Pity the children
The answers to these questions—blaring from a People magazine spread on the controversy surrounding TLC’s “Toddlers and Tiaras” show about the world of pre-teen beauty pageants—are yes, yes and hell yes.
After weeks of social media outrage sparked by a Sept. 7 episode in which a pageant mom dressed her 3-year-old daughter in a prostitute outfit resembling Julia Roberts’ character in the movie “Pretty Woman”—micro-mini, blond wig, shiny thigh-high boots—People put the topic of this show’s appropriateness into the national conversation via the grocery checkout aisle.
As if the connection between the issue’s 5-year-old cover girl and the outrage Americans felt nearly 15 years ago at seeing murder victim JonBenet Ramsey’s porcelain-doll face gracing the front of the same magazine wasn’t clear, Larry Hackett, the magazine’s managing editor, crystallized it in his editor’s letter.
Missing from his foreword in the Sept. 26 issue was any acknowledgement of the culpability that celebrity and gossip publications have in featuring children—and the boneheaded families who initiate this exploitation process—in the name of reporting on a cultural phenomenon.
The article itself is chock-full of photos of the little “Pretty Woman” as well as other tiny children between ages 2 and 5 striking sultry poses in skimpy two-piece bikinis and Madonna-esque cone-shaped bras.
The copy gives readers the same gossipy details I imagine the show shares with viewers (I admit I can’t know for sure, as I’ve only subjected myself to short video clips): the application of French-manicured press-on nails, spray tan, hair extensions, cosmetic teeth, eye lashes, and faux breasts and butts.
And there are the pint-size, sometimes sexy clothes and high heels. Yes, for pre-kindergartners.
There are advocacy organizations such as the Parents Television Council trying to get the show canceled and grass-roots groups pushing fledgling “Boycott ‘Toddlers and Tiaras’” Facebook pages. But that’s not going far enough.
You see, “Toddlers and Tiaras” is just one example of the growing international acceptance of the practice of sexualizing children, usually little girls, as marketing opportunities.
A French lingerie company raised eyebrows last month by offering adult-looking panty and bra sets for girls ages 4 to 12. The designer was simply flabbergasted that anyone who saw the print ads featuring red-lipped, heavily made-up, tousle-haired little girls reclining in lace-trimmed underwear thought them untoward.

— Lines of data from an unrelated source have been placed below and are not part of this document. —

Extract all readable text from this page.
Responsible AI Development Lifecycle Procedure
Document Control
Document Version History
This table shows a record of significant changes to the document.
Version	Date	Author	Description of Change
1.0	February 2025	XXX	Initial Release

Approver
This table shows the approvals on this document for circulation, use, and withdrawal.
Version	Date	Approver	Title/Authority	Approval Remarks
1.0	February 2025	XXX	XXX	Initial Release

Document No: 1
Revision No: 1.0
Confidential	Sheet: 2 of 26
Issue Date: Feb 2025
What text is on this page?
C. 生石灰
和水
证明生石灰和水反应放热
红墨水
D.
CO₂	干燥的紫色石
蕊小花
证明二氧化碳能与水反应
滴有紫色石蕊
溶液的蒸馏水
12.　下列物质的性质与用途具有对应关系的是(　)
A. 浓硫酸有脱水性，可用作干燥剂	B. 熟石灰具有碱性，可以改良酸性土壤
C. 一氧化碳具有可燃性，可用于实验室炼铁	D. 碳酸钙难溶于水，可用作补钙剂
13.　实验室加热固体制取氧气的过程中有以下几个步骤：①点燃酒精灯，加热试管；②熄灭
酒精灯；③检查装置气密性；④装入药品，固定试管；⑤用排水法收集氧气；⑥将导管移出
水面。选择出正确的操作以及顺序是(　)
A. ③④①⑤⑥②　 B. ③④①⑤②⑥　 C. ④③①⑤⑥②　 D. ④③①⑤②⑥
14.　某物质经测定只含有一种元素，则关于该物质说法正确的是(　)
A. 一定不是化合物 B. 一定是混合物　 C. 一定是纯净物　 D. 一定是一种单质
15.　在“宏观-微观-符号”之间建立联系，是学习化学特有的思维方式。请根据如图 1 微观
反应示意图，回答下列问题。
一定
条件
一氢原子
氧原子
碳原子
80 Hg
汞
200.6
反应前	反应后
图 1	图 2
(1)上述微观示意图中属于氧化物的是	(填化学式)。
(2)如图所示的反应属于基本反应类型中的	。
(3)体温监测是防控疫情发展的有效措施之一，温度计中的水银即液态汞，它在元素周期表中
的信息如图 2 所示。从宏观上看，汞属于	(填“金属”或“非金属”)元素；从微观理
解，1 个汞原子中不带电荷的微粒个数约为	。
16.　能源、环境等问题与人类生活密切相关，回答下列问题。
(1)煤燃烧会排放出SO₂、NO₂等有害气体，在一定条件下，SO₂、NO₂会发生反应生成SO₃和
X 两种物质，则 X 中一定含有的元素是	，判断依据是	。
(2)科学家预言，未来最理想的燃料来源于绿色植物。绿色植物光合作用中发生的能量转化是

More blatantly, “Pequenos Gigantes”—“Little Giants”—the hugely popular Spanish-language TV variety show about kids broadcast in the United States by Univision, regularly showcases pre-teen girls dressed in skin-tight, belly-bearing costumes bucking their underdeveloped hips to the ultra-sexual songs of Shakira and others. In one recent episode, a little boy in drag was wildly adulated for shaking his fake female parts to a popular tune.
Back when the professional pageant photos of JonBenet Ramsey started appearing in the media, I remember a radio talk show host exclaiming that the dead 6-year-old was hot.
“I’d ‘do’ her,” he said, “I mean I hate to say it, but look at her. Isn’t that what you’re supposed to think when you look at her?”
People are still reacting that way to little kids who have no idea what they’re being cheered on for.
The child sexualization industry is thriving because people either don’t get why this is wrong or don’t care. They either watch the TV shows, buy their children provocative clothing or consume media that ask people to wonder whether this behavior is damaging to both children and adults—while feeding them a big, four-color eyeful of it.
Like many unpleasantries of life, merely ignoring this issue won’t make it disappear. Even in our suffocatingly politically correct society, we must find ways to openly express the opinion that treating small children as if they were consenting adults is not OK. This might mean joining uncomfortable conversations you’d usually stay away from with friends, relatives, or even the children in your lives.
It’s not going to be any fun, but no one said taking a stand to reject the sexualization of very young children would be easy.